Well, time passed and seasons changed. And so did the relationship between Macron and Trump. What was once considered a “bromance” has since turned sour. The two leaders have recently exchanged pointed remarks on nationalism, international relations, and the role of the United States in the world.

And then, just as the pair met again on the anniversary of D-Day, that great symbol of their former friendship withered and died. The sapling didn’t survive its required quarantine, and never made it back to the White House lawn.

It was sad news. Oak trees are hearty and resilient, and live hundreds of years. “An old adage says that they will grow for 300 years, hold for 300 years, and die for 300 years,” said Roderick Cameron, curator of the Grigadale Arboretum in Argentina and a member of the International Oak Society. European oaks live even longer than American ones, he added, especially the species Macron presented Trump.

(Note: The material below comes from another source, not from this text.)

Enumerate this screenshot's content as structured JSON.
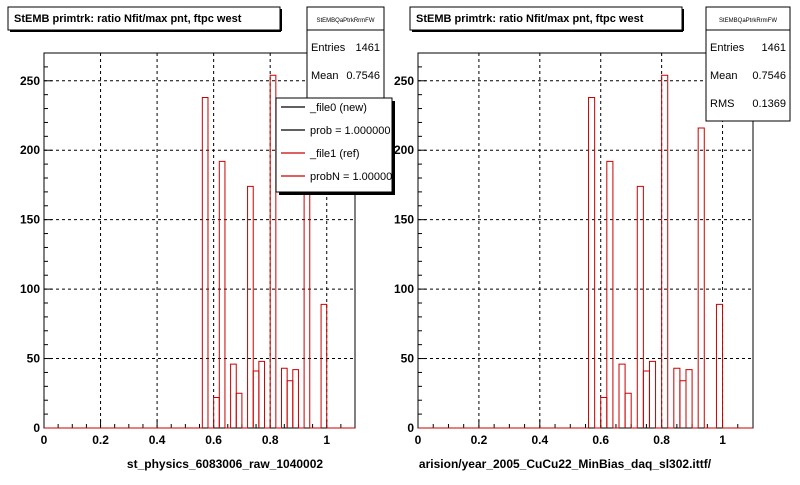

So, what went wrong? Guy Sternberg, another oak expert and member of the International Oak Society, said that between the origin of the tree, the endless transportation, and the time of year it was planted, “the tree never stood a chance.”

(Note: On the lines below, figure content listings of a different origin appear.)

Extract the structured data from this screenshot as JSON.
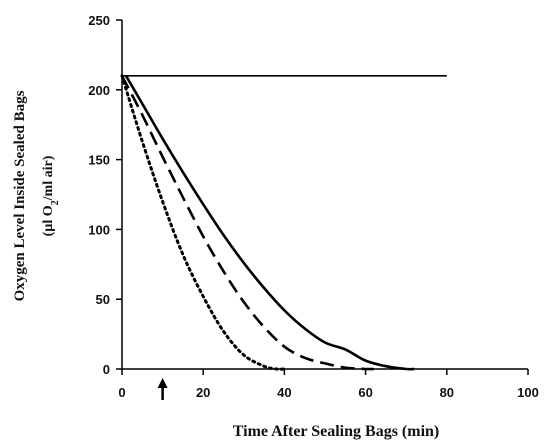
{
  "chart_data": {
    "type": "line",
    "xlabel": "Time After Sealing Bags (min)",
    "ylabel_line1": "Oxygen Level Inside Sealed Bags",
    "ylabel_line2_prefix": "(µl O",
    "ylabel_line2_sub": "2",
    "ylabel_line2_suffix": "/ml air)",
    "xlim": [
      0,
      100
    ],
    "ylim": [
      0,
      250
    ],
    "x_ticks": [
      "0",
      "20",
      "40",
      "60",
      "80",
      "100"
    ],
    "y_ticks": [
      "0",
      "50",
      "100",
      "150",
      "200",
      "250"
    ],
    "grid": false,
    "legend": "none",
    "arrow_marker_x": 10,
    "series": [
      {
        "style": "solid-thin",
        "x": [
          0,
          80
        ],
        "y": [
          210,
          210
        ]
      },
      {
        "style": "solid-thick",
        "x": [
          1,
          5,
          10,
          15,
          20,
          25,
          30,
          35,
          40,
          45,
          50,
          55,
          60,
          65,
          70,
          72
        ],
        "y": [
          210,
          190,
          165,
          141,
          118,
          96,
          76,
          58,
          42,
          29,
          19,
          14,
          6,
          2,
          0,
          0
        ]
      },
      {
        "style": "dashed",
        "x": [
          0,
          5,
          10,
          15,
          20,
          25,
          30,
          35,
          40,
          45,
          50,
          55,
          60,
          62
        ],
        "y": [
          210,
          182,
          152,
          123,
          95,
          70,
          48,
          30,
          16,
          8,
          4,
          1,
          0,
          0
        ]
      },
      {
        "style": "dotted",
        "x": [
          0,
          5,
          10,
          15,
          20,
          25,
          30,
          35,
          38,
          40
        ],
        "y": [
          210,
          163,
          120,
          82,
          52,
          27,
          10,
          2,
          0,
          0
        ]
      }
    ]
  }
}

Don’t get a tree from the wild

Macron took the tree from the site of a battle. So it was removed from the wild. While thoughtful, it was not great for the tree’s chance of survival. A tree grown in a nursery undergoes root training that makes it easier to transport, whereas one taken from the wild will have roots extending far away from the plant itself. A sapling of the size given to the White House, for instance, would have roots that are over a meter long. It’s almost impossible to dig them out without causing damage.

Don’t plant your tree when the weather is nice

The nice spring day when Macron visited the White House made for good photos, but spring is actually the worst time to plant a tree. “You never ever try to transplant [a tree] in April or May,” Sternberg said. Toward the end of winter, a tree comes out of hibernation and starts growing roots. That’s a better time to plant it.

As soon a the temperature goes up, and the tree starts developing new branches and buds, moving it is traumatic. Of course, Macron didn’t have the chance to wait. The state visit was scheduled for late April. Still, Sternberg said that “no one would move a tree that time of the year if they had the choice.”

Don’t fake-plant a tree

One transportation is hard on a tree; two are just excessive. The White House tree was dug out after the ceremony in the lawn and moved into quarantine. But planting it for a photo opportunity and then removing it again from the soil is too much stress for an already distressed plant.

Get expert advice

It’s hard to imagine having access to better expertise than the Elysée and the White House combined, which means the sad fate of the friendship tree was likely expected even by those who did their best to keep it alive.

“I don’t think anyone expected it to survive,” Sternberg said. Still, it’s important to ask for help from professionals—even for trees that are coming from a nursery, and are planted at the right time of the year. There is a strategy to ensure the roots don’t circle around themselves, for instance, which ends up suffocating the plant. Sternberg suggested relying on support from experts at universities or forest departments.

Don’t give up

The saying “strong as an oak” exists for a reason: You can keep your tree thriving pretty easily. Even if the sapling looks dry and it’s lost all its leaves, Cameron said, it’s worth scratching the bark to see if there is green underneath. It takes weeks for a sapling to dry out completely, so there’s a chance the core will still be green, and new branches can sprout again.

That wasn’t the case, sadly, for the Trump and Macron’s friendship tree.